Gilland était rentré dans son faubourg et gagnait sa vie tant bien que mal, l’ouvrage n’abondant plus, lorsque éclatèrent les événements de Juin. Au milieu de la mêlée, voyant le faubourg envahi, sa maison menacée par les boulets, son rôle impossible, car il ne pouvait ni se mêler à l’insurrection qu’il ne comprenait même pas, ni marcher contre ses frères égarés, il prit ses enfants dans ses bras, et, suivi de sa jeune femme, il sortit de Paris, avec des peines et des dangers extrêmes. Il se rendait à Lizy auprès de son beau-père, le poète Magu, auquel il voulait confier les objets de son affection. Mais à peine arrivé à Meaux, des groupes de furieux s’élancent sur lui, des hommes exaspérés par l’horrible malentendu qui, en ce moment, avait saisi la population de vertige d’un bout de la France à l’autre, s’écrient : « Le voilà, ce républicain, ce factieux, cet ennemi de la famille et de la propriété ! Il fuit, c’est un chef d’insurgés, ce ne peut être qu’un communiste. » On arrache ses enfants de ses bras, on l’insulte, on l’aurait tué si la garde nationale ne fût intervenue et ne l’eût arrêté pour le sauver. En toute autre circonstance, il eût été relâché le lendemain. Mais il n’en fut point ainsi. La réaction qui sait si bien exploiter les événements, ne lâcha point la proie qui lui tombait sous la main, et Gilland dut s’estimer heureux d’être gardé cinq mois en prison sans savoir pourquoi, et de ne pas être transporté sans jugement. Il supporta cette épreuve avec une angélique résignation et enfin il passa devant le conseil de guerre qui le renvoya acquitté. Mais quel dédommagement nos lois donnent-elles à l’innocent qui a subi les rigueurs de l’arrestation préventive ? Un pauvre ouvrier est arraché à sa famille, à son travail, sa femme reste sans protection, ses enfants peuvent mourir de faim. Au bout d’une demi-année de captivité, où souvent la santé s’est perdue, on le met sur le pavé en lui disant : « Allez en paix. On s’était trompé. »

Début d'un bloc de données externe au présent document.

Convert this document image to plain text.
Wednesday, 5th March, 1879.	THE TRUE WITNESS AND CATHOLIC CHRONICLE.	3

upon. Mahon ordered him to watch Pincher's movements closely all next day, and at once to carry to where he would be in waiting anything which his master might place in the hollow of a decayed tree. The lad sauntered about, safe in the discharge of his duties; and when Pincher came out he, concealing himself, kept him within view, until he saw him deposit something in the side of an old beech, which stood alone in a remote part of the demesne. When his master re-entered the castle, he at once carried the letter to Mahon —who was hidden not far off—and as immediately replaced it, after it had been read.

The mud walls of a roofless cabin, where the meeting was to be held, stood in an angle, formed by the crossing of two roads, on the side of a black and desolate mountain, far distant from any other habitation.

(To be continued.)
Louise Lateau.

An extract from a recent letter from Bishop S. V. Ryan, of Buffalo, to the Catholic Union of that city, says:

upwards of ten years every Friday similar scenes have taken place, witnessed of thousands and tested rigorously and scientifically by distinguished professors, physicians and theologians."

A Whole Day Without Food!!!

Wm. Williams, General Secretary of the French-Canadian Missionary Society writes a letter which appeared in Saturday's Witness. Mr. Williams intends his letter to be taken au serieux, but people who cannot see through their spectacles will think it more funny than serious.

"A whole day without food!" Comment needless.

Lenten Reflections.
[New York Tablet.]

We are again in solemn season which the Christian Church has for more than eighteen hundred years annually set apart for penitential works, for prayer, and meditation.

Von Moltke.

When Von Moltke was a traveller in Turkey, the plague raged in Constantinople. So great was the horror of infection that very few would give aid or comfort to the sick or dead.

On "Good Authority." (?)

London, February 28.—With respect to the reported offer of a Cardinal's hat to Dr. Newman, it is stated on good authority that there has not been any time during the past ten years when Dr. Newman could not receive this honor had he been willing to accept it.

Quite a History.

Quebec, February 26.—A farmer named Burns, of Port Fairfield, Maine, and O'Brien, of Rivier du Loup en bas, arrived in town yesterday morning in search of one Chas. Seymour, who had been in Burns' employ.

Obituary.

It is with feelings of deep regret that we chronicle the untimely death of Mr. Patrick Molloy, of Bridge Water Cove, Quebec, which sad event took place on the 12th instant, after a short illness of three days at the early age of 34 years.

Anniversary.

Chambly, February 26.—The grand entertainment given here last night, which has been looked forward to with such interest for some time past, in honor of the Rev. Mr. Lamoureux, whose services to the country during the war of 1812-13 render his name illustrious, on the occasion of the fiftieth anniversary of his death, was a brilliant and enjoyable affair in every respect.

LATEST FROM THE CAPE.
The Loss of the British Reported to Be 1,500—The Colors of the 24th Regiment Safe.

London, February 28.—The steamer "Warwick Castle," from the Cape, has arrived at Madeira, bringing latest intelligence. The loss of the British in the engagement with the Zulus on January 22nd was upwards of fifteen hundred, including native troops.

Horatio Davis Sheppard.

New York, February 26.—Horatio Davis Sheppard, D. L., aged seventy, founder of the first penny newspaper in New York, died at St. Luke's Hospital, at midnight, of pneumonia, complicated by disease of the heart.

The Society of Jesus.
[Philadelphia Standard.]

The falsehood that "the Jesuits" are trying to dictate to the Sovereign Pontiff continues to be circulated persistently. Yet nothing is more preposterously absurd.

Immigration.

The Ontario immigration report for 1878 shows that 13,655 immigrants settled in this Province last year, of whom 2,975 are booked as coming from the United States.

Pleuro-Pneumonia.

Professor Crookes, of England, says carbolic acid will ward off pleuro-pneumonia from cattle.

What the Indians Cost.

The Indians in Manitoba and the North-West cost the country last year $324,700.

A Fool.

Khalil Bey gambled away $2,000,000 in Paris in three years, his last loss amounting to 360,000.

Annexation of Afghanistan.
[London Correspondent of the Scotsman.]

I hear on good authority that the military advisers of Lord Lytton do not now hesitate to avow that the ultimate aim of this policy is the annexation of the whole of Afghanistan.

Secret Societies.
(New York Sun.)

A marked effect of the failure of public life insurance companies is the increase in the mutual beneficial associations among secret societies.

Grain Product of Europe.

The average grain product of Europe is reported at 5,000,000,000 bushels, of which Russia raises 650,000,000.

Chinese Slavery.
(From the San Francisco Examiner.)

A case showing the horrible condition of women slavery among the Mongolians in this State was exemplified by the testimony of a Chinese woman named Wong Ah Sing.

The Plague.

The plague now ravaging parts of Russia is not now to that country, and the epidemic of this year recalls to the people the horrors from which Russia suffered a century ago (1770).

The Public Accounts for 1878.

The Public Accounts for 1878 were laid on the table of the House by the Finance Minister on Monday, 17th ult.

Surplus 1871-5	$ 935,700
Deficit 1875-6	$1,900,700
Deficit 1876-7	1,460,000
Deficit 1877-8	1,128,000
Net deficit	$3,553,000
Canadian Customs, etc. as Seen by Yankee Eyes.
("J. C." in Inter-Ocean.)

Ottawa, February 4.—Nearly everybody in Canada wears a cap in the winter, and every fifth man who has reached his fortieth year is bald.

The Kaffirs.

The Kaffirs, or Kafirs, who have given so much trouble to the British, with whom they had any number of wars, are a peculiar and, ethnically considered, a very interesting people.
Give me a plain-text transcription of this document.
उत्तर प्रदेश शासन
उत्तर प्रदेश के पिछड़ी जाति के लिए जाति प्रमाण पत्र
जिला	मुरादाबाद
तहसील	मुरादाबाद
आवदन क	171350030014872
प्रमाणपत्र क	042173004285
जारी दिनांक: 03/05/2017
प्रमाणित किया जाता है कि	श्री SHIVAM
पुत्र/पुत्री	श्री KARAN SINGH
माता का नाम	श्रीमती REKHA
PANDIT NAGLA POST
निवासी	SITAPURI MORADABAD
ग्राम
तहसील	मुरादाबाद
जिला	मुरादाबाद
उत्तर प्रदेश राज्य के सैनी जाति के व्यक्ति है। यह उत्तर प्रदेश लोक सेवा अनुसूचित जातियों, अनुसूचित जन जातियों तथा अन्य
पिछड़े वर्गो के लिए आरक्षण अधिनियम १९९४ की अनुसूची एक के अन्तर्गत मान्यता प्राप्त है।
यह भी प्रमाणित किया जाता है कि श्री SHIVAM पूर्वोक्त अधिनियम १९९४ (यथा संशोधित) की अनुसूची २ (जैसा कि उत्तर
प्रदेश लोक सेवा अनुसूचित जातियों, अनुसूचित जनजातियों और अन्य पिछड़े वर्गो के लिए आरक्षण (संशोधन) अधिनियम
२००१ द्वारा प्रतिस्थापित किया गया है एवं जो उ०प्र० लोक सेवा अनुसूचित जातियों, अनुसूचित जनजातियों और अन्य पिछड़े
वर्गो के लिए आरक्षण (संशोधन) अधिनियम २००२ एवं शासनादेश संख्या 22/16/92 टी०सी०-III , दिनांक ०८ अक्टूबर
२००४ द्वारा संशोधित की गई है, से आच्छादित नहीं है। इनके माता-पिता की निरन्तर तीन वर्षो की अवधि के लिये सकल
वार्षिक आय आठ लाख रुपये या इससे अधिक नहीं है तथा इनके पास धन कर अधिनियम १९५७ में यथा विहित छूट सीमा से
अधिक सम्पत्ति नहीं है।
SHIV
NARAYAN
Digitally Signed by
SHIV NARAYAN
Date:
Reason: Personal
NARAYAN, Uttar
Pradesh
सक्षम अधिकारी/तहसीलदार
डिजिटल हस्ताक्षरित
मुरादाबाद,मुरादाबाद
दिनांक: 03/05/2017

Gilland a occupé les tristes loisirs de sa prison à revoir et à compléter une série de contes populaires qu’il publie aujourd’hui dans le même but d’instruire et de moraliser le peuple, qui a dirigé toute sa vie : écrits naïfs et touchants où se reflètent la clarté de son intelligence, la poésie de ses instincts et la beauté de son âme. Lisez-les, vous qui aimez, priez et souffrez. Vous y trouverez de bons conseils, des consolations fraternelles, et l’amour de l’humanité.

Nohant, février 1849.
  1. Avec Agricol Perdiguier entre autres.